Even if any of the steps will fail by calling Fail() method, other steps, that do not depend on failed steps, will still be attempted to execute. This way, workflow ensures, all the potential errors will be detected at a single execution.
If either Skip() or Fail() methods will be called inside step, all steps, that depend on it will not be executed.
Both Skip() and Fail() internally throw an exception, which means execution of the current step, will be terminated after calling any of those methods.
Rollback after failure
At the moment workflow fails to execute, or crashes, all steps successfully execued so far will be given a chance to rollback their execution results, if any. To perform a rollback a step should override Rollback method of Step base class.
In the following example, if ReadFileStep will fail, the whole workflow will fail. Therefore, workflow will call CreateTempFileStep.Rollback() method, so it can cleanup temp file.
Dependency Injection support
By default workflow creates instances of step classes using default parameter-less constructor. However it is possible to use your favorite DI container to create workflow steps.
To do this, you can implement and provide your own IStepActivator interface implementation.
The Workflows.NET.StepAdapter library is an extension to Workflows.NET that allows to add steps to workflow, that do not inherit base Step class. This is done to improve testability of code based on Workflows.NET library, as well as loosen coupling of your projects to Workflows.NET library. It is done by wrapping your class in a StepAdapter class.
Still, your class needs to follow some conventions, in order to interact with Workflow, and be executable by Workflow. Those will be explained below.
At minimum your class needs to declare Execute method, that returns void and accepts single parameter of you'r context type.
Important Before using adapted steps, you should register step factory in WorkflowServices.
See example below, in the HomeController constuctor. In a real-life application, however, this should be done only
once during application start, before using Workflows.
Fail and Skip
In order to interact with workflow, instead of Fail and Skip methods, defined in Step<T> class, your class should declare two events Failed and Skipped accordingly.
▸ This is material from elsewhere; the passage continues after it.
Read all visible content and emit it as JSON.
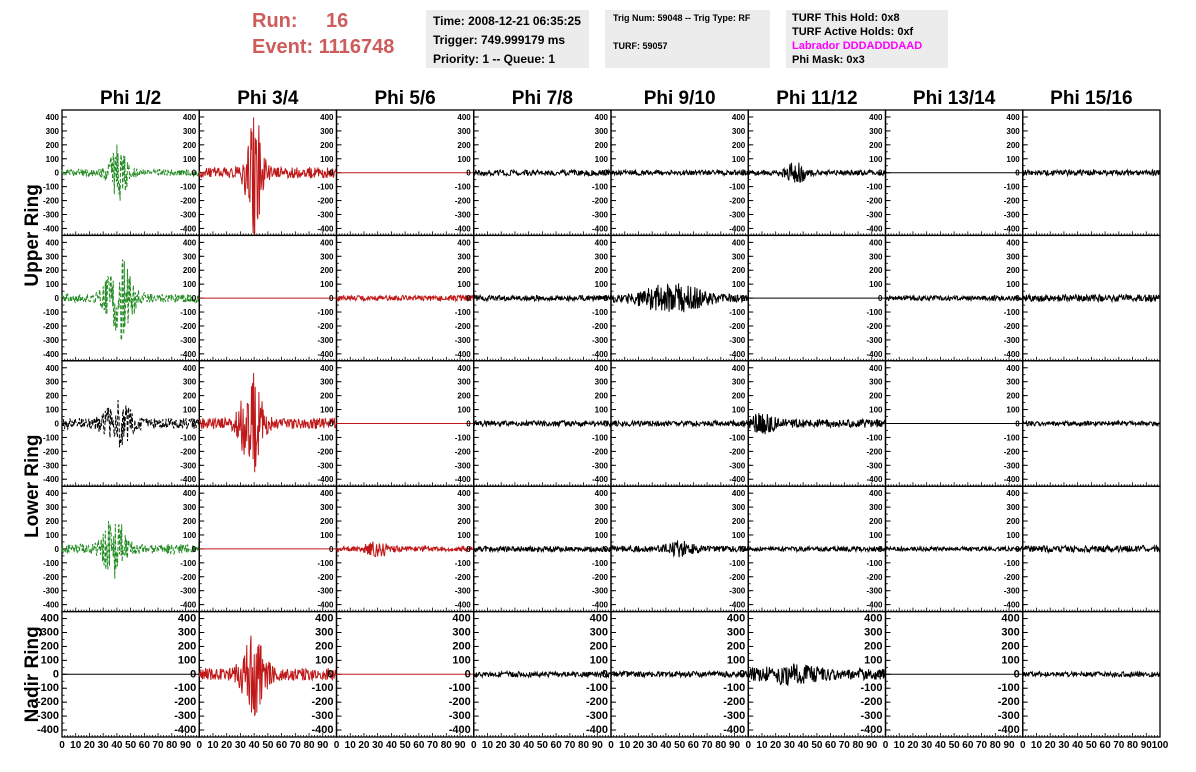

It will be a good idea to move those events to the common base class of your own, and inherit your steps from it.
Workflow adds handlers to Failed and Skipped events, that throw exceptions. Whenever you invoke Failed or Skipped event handlers, execution of the step will be terminated. Just like it is done in Step<T> base class
Even when using this extension, you can still use steps based on Step<T> class, you can even mix both types of steps in a single workflow.
All the dependency management is still applied to adapted steps. See Workflows.NET execution flow example.